I love witnessing the growth of each client as they make the changes along the way. It humbles me each time to hear each person's emotional experience, to hear their story and to be part of that whilst they work towards their goal – whatever that is! I love being challenged to make sure I am giving the best possible experience of counselling, and working it out with each person.
What is less pleasant?
Less pleasant is the rare occasion that I feel stuck or feel unsure how to help the person in front of me. I take it really seriously, and pride myself in getting to the root of things. So when it happens that things feel 'stuck' I can often find myself trying a few different things to get there. Eventually we find a shift in that stuck feeling, and the person reflects on the 'obstacle' as something that helped them grow in a different way.
How long you’ve been with welldoing.org and what you think of us?

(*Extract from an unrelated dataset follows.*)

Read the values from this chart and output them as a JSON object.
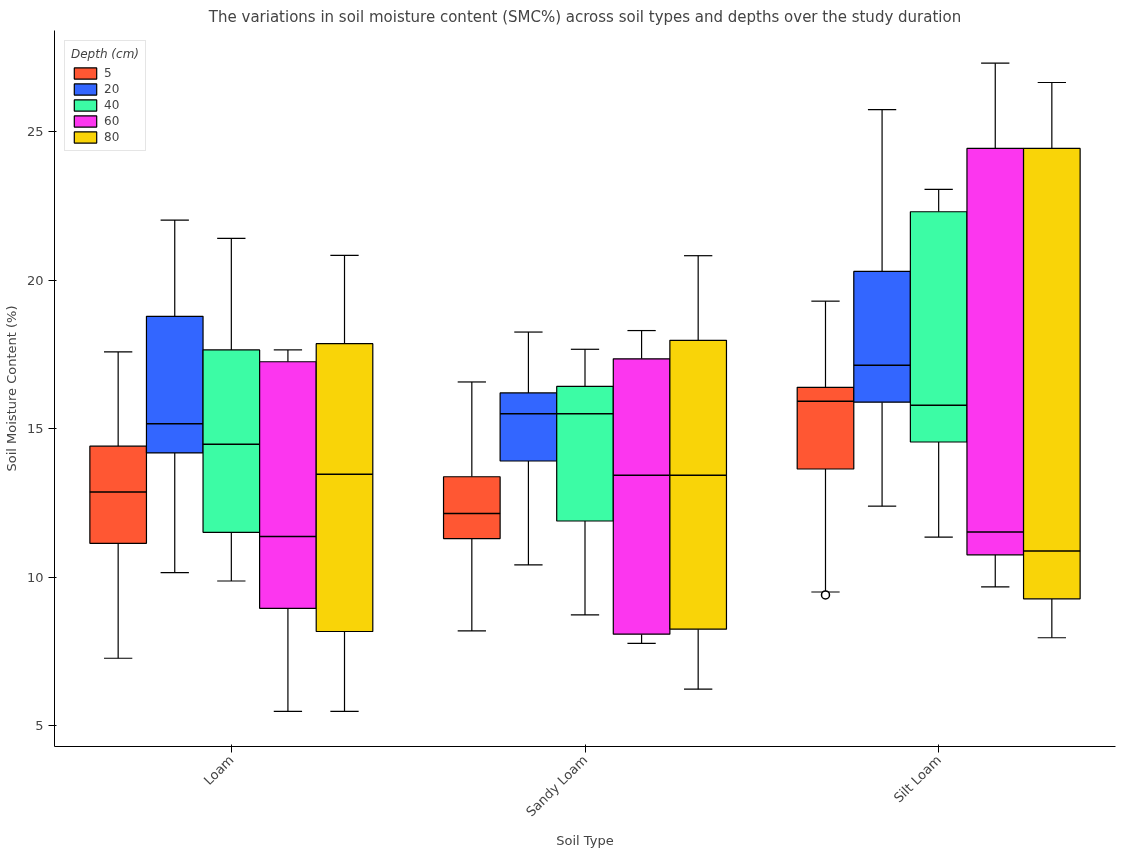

I am new to Welldoing, and I am frustrated with myself that I did not discover it sooner. It provides a welcoming and supportive community of like-minded people. It also provides interesting articles and research on a range of topics that interest me. It helps me to develop my knowledge and skills, that in turn help the people I work with.
Do you ever suggest books or apps to clients?
I have three books that I regularly recommend to clients: Lost Connections by Johann Hari, 12 Rules to Life by Jordan Peterson, Recovery by Russell Brand, and The Examined Life by Stephen Grosz (which I recommend to other counsellors).
I have two apps that I recommend to clients: Headspace and Calm
What you do for your own mental health?
I meditate and I go running most mornings before anything else. I enjoy food and generally eat well. I like to get outside – fresh air and sunshine always help! Writing also helps me to maintain that creative part of my brain.
You are a therapist in Wokingham, Berkshire. What can you share with us about seeing clients in this area?
I don't think there is anything particular about the clients in the area – none that I can identify. I also see some clients remotely that are not from the local area, and I wouldn't differentiate them from those in my local area in any particular way, apart from the individual differences already there between each client.
What’s your consultation room like?
At the moment, it's the client's own room!
When I was doing face-to-face, there was a selection of rooms to work from. All of them are quiet, private, well-lit and spacious. They are well-decorated, and provide a 'homely' sort of feeling rather than anything clinical or formal.
What do you wish people knew about therapy?
I wish that people, especially men, knew that it was OK to talk to someone. I am working at trying to make it more accessible to men, and teenagers, so we start to challenge the idea that only certain people with certain problems talk about their experiences. It is so important that we all take care of our health – physically, emotionally, socially.
What did you learn about yourself in therapy?
That I am still learning in so many ways. Whilst I have a good foundation of the human condition, I am still being challenged to think of it in new and changing ways. I am also realising that the more I do learn, the more I don't know. There is so much out there to learn, and I am slowly trying to add as much as I can to what I know so that I can help people in whatever way they need.